# Chi-square (χ^{2}) Distribution — Tests, Formula, Table [Worked Examples]

by **Jack Bodeley** on *September 28, 2021*

##### The chi-square (χ^{2}) test is a test of discrepancies between observed frequencies and a corresponding set of expected frequencies derived from a null hypothesis.

## Chi-square (χ^{2}) Tests — Goodness of Fit v Test of Independence

### One-variable *Goodness of fit* χ^{2} Tests

When data is distributed along a single qualitative variable, the one-variable χ^{2} test evaluates these discrepancies as a "goodness of fit" test.

A one-variable χ^{2} test evaluates whether observed frequencies for a single qualitative variable are adequately described by hypothesized or expected frequencies.

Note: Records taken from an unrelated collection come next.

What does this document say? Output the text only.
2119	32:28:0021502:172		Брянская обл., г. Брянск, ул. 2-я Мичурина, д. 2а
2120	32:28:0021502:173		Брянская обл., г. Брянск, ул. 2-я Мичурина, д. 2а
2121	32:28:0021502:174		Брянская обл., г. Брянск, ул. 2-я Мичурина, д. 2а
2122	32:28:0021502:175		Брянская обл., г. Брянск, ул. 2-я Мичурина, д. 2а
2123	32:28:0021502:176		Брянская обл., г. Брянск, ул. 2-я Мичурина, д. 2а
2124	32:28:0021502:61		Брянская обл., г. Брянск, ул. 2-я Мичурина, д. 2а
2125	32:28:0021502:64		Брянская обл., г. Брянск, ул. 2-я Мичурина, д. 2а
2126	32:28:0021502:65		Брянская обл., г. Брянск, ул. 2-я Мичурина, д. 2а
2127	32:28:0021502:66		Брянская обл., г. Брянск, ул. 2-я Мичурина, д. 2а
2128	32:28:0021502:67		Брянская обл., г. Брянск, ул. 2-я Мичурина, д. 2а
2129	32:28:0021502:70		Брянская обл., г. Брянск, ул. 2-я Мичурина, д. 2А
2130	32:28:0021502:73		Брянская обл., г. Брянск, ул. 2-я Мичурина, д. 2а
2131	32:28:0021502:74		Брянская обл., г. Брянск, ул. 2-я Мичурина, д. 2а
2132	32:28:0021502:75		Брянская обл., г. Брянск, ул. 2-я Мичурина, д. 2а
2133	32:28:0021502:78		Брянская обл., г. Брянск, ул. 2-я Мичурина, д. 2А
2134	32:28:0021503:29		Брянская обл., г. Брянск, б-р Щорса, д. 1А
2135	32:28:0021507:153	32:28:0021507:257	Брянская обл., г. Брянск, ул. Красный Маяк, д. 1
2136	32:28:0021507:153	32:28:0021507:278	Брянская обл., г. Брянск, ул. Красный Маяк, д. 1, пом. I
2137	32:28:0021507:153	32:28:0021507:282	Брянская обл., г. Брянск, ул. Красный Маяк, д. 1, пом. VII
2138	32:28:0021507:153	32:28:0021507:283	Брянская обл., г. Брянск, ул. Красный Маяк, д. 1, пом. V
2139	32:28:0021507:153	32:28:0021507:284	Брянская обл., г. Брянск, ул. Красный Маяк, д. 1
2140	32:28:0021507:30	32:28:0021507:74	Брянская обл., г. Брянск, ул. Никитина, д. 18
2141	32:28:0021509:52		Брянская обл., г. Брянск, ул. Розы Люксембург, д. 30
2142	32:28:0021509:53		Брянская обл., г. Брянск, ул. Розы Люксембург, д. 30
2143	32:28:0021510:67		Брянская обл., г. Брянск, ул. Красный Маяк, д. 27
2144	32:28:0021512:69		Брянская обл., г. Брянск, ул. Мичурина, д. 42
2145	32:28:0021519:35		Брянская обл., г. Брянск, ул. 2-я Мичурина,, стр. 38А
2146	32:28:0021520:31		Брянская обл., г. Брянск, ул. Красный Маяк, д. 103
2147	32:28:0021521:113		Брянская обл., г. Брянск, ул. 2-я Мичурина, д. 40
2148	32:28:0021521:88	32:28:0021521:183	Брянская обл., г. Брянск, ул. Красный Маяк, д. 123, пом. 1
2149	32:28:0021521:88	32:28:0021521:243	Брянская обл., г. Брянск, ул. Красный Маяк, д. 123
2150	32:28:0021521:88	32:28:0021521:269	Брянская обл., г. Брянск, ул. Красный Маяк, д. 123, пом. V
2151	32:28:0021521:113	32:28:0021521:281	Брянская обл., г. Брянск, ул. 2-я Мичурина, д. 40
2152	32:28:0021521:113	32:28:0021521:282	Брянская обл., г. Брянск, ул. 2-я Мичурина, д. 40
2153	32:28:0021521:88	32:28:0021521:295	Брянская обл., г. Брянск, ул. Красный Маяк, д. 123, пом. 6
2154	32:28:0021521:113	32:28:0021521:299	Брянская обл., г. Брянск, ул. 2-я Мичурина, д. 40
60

**One-variable χ ^{2} tests are designed to evaluate the adequacy with which observed frequencies are described by hypothesized or expected frequencies i.e. goodness of fit.**

*Observations are classified in only one way.*

### Two-variables *Test of independence* χ^{2} Tests

When data are cross-classified along two qualitative variables, the two-variable χ^{2} test evaluates these discrepancies as a "test of independence" or lack of predictability between the two qualitative variables.

*Observations are classified in two ways, i.e. cross-classified according to two qualitative variables.*

## Formulae

$$\chi^{2}= \sum \frac{(observed\ frequency - expected\ frequency)^2}{expected\ frequency}$$